Di antara karomahnya adalah;
- Ketika sebagian para pakar fiqih menentang Hizib Bahr, Syaikh Abu Hasan berkata, “Demi Allah, saya mengambil hizib tersebut langsung dari Rasulullah Saw harfan bi harfin (setiap huruf)”.
- Pada suatu ketika dalam satu majelis beliau menerangkan bab zuhud. Beliau waktu itu memakai pakaian yang bagus. Ketika itu ada seorang miskin ikut dalam majelis tersebut dengan memakai pakaian yang jelek. Dalam hati si miskin berkata, “Bagaimana seorang Syaikh menerangkan bab zuhud sedangkan dia memakai pakaian seperti ini?, sebenarnya sayalah orang yang zuhud di dunia”. Tiba-tiba Syaikh berpaling ke arah si miskin dan berkata, “Pakaian kamu ini adalah pakaian untuk menarik simpatik orang lain. Dengan pakaianmu itu orang akan memanggilmu dengan panggilan orang miskin dan menaruh iba padamu. Sebaliknya pakaianku ini akan disebut orang lain dengan pakaian orang kaya dan terjaga dari meminta-minta”. Sadar akan kekhilafannya, si miskin tadi beranjak berlari menuju Syaikh Abu Hasan seraya berkata, “Demi Allah, saya mengatakan tadi hanya dalam hatiku saja dan saya bertaubat kepada Allah, ampuni saya Syaikh”. Rupanya hati Syaikh terharu dan memberikan pakaian yang bagus kepada si miskin itu dan menunjukkannya ke seorang guru yang bernama Ibnu ad-Dahan.
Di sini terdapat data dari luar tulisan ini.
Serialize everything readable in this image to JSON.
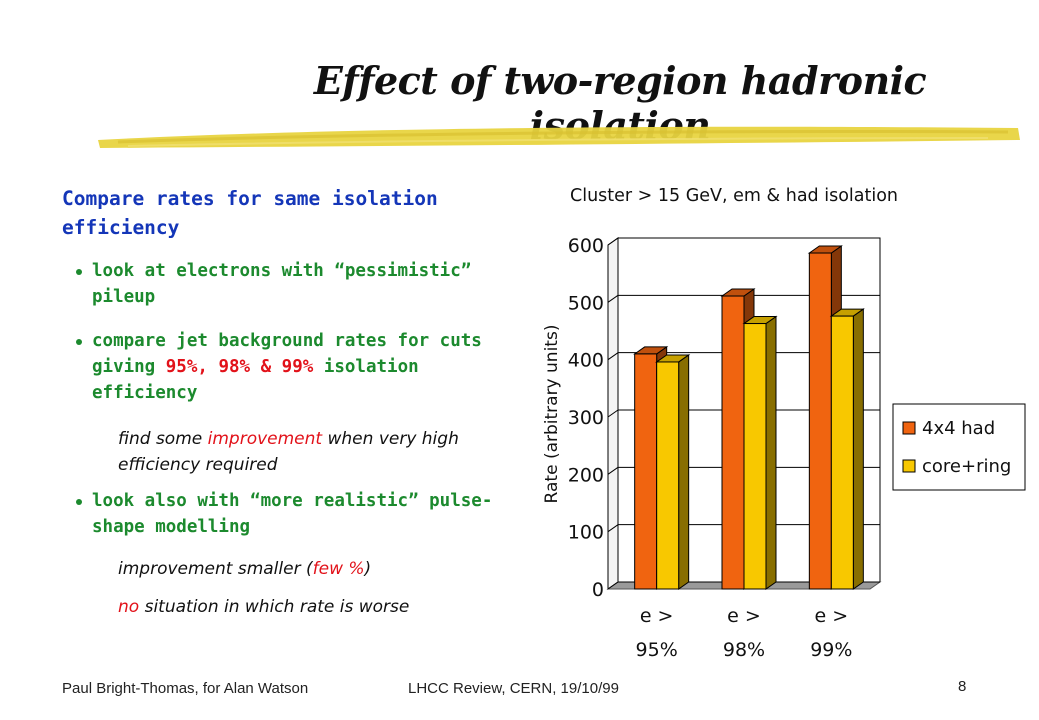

Kemudian Syaikh berkata, “Semoga Allah memberikan kasih sayang-Nya kepadamu melalui hati orang-orang pilihan. Dan semoga hidupmu berkah dan mendapatkan khusnul khatimah”.
- Syaikh Abu Hasan berkata, “Ketika dalam suatu perjalanan aku berkata, “Wahai Tuhanku, kapankah aku bisa menjadi hamba yang banyak bersyukur kepada-Mu?”, kemudian beliau mendengar suara, “Yaitu apabila kamu berpendapat tidak ada orang yang diberi nikmat oleh Allah kecuali hanya dirimu. Karena belum tahu maksud ungkapan itu aku bertanya, “Wahai Tuhanku, bagaimana aku bisa berpendapat seperti itu, padahal Engkau telah memberikan nikmat-Mu kepada para Nabi, ulama’ dan para penguasa. Suara itu berkata kepadaku, “Andaikata tidak ada para Nabi, maka kamu tidak akan mendapat petunjuk, andaikata tidak ada para ulama’, maka kamu tidak akan menjadi orang yang taat dan andaikata tidak ada para penguasa, maka kamu tidak akan memperoleh keamanan. Ketahuilah, semua itu nikmat yang Aku berikan untukmu”.
Syaikh Abu al-Abbas al-Mursi, murid kesayangan dan penerus tarekat Syadziliyah mengatakan bahwa gurunya setiap tahun menunaikan ibadah haji, kemudian tinggal di kota suci Mekkah mulai bulan Rajab sampai masa haji habis. Seusai ibadah haji beliau pergi berziarah ke makam Nabi Muhammad Saw di Madinah. Pada musim haji yang terakhir yaitu tahun 656H, sepulang dari haji beliau memerintahkan muridnya untuk membawa kapak minyak wangi dan perangkat merawat jenazah lainnnya. Ketika muridnya bertanya untuk apa kesemuanya ini, beliau menjawab, “Di Jurang Humaistara (di propinsi Bahr al-Ahmar) akan terjadi kejadian yang pasti, maka di sanalah beliau meninggal.